La dernière année
René et Ginette vivent tout au bout de la route, un hameau qui comptait une centaine d'âmes il y a un siècle. Ginette raconte que de la ferme on entendait les enfants piailler, ça faisait comme une bordée d'oiseaux affamés.
Aujourd'hui, ils ne sont plus que trois à habiter le village, trois âmes durant l'hiver ça fait pas beaucoup de bruit. Heureusement que les chiens aboient au vent, autrement on penserait qu'aux fantômes et au silence. Quelques vacanciers reviennent dans les parages pour l'été, on les voit ouvrir grandes les fenêtres, à ce moment de l'année on a besoin des deux mains pour en compter les âmes. Et lorsque les arbres commencent à perdre leurs feuilles, que l'automne est de retour, à Saint-Saby trois doigts y suffisent, le premier pour le monsieur qui habite la maison dans le village, les deux autres pour René et Ginette.

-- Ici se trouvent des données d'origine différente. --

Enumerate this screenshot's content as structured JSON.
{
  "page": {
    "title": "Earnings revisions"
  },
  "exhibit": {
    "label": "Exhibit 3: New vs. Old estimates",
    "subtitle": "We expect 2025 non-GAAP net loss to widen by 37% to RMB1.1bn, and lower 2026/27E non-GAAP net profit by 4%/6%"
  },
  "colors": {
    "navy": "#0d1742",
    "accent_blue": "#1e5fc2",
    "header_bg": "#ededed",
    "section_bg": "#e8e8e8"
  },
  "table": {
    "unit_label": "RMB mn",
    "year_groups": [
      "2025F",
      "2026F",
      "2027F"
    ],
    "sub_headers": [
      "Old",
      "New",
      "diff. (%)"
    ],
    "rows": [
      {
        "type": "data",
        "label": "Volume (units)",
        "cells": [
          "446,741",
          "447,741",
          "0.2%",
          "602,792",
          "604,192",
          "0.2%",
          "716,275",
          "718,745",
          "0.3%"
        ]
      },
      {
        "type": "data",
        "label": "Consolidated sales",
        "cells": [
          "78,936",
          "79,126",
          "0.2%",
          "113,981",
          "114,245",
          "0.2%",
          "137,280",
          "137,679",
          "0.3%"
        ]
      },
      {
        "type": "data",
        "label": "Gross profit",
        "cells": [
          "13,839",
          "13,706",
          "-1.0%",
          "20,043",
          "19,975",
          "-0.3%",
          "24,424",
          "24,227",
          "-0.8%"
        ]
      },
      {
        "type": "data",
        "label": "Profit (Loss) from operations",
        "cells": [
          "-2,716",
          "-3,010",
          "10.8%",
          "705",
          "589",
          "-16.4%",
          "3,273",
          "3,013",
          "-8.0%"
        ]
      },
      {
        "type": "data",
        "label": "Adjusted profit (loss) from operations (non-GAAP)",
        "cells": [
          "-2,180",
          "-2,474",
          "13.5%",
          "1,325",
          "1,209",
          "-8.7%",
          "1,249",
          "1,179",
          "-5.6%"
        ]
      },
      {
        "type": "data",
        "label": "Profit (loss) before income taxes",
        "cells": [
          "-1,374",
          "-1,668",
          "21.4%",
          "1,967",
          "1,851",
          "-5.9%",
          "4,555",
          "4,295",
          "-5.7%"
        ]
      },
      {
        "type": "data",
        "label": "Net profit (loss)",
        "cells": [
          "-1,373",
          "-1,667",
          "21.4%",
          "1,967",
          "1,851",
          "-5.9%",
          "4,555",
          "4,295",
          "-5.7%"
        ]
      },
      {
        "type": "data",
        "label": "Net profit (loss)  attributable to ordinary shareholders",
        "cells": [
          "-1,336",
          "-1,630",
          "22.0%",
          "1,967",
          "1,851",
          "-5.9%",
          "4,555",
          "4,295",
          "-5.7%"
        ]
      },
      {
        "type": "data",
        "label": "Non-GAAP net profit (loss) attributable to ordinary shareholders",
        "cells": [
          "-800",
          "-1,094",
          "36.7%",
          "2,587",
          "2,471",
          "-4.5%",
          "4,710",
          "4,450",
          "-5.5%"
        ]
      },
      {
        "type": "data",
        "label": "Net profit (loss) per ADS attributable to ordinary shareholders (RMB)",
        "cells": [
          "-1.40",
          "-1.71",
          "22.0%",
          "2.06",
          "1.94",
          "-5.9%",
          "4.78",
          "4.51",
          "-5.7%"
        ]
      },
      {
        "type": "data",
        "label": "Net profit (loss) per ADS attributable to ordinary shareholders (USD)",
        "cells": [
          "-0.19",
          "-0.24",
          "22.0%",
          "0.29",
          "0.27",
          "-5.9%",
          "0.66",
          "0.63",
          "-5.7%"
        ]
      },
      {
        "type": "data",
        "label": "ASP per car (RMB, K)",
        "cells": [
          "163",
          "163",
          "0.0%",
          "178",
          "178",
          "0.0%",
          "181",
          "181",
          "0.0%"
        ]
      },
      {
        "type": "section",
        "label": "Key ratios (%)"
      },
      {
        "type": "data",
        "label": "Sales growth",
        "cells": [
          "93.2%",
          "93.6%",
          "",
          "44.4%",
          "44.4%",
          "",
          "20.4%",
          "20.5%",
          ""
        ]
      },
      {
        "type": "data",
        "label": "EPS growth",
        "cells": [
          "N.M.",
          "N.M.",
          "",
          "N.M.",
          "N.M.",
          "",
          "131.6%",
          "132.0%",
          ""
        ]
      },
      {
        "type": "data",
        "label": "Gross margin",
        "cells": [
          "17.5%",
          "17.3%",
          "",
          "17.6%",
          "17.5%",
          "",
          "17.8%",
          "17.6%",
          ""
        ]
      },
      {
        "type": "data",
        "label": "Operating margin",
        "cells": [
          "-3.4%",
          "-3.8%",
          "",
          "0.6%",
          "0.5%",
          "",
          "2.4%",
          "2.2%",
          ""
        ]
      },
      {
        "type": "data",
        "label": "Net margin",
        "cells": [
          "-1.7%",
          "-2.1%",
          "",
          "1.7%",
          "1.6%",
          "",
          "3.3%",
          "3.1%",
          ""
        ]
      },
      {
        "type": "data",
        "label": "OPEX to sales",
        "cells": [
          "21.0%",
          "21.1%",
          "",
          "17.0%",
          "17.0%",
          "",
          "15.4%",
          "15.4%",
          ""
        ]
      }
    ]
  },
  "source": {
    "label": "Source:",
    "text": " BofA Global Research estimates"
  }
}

Ils ont la soixante-dizaine passée, tordus par les rhumatismes et la vie rude d'une campagne qui n'épargne guère les travailleurs. Ils élèvent des brebis exploitant leur ferme en bio et vivant ici en autarcie et autosuffisance, respectant scrupuleusement le rythme des saisons et l'équilibre des choses, encore une année: la dernière.
The last year
René and Ginette live at the end of the road, a hamlet that counted a hundred souls a century ago. Ginette says that from the farm you could hear the children squawking, it was like a flock of hungry birds.
Today, there are only three to inhabit the village, three souls during the winter it does not make much noise. Fortunately there are dogs to bark in the wind, otherwise one might believe there are only ghosts here and silence. Some holiday-makers come back for the summer, they are seen opening their windows wide, so that at this time of year we need both hands to count the souls. But when the trees begin to lose their leaves, autumn is back, in Saint-Saby three fingers are enough, the first for the gentleman who lives in the house in the village, the other two for Rene and Ginette.
They have spent the past seventy-five years, twisted by rheumatism and the harsh life of a countryside that scarcely spares the workers, raises ewes and lives here in autarky and self-sufficiency, scrupulously respecting the rhythm of the seasons and the balance of the Things, exploiting their farm in bio and it has always been.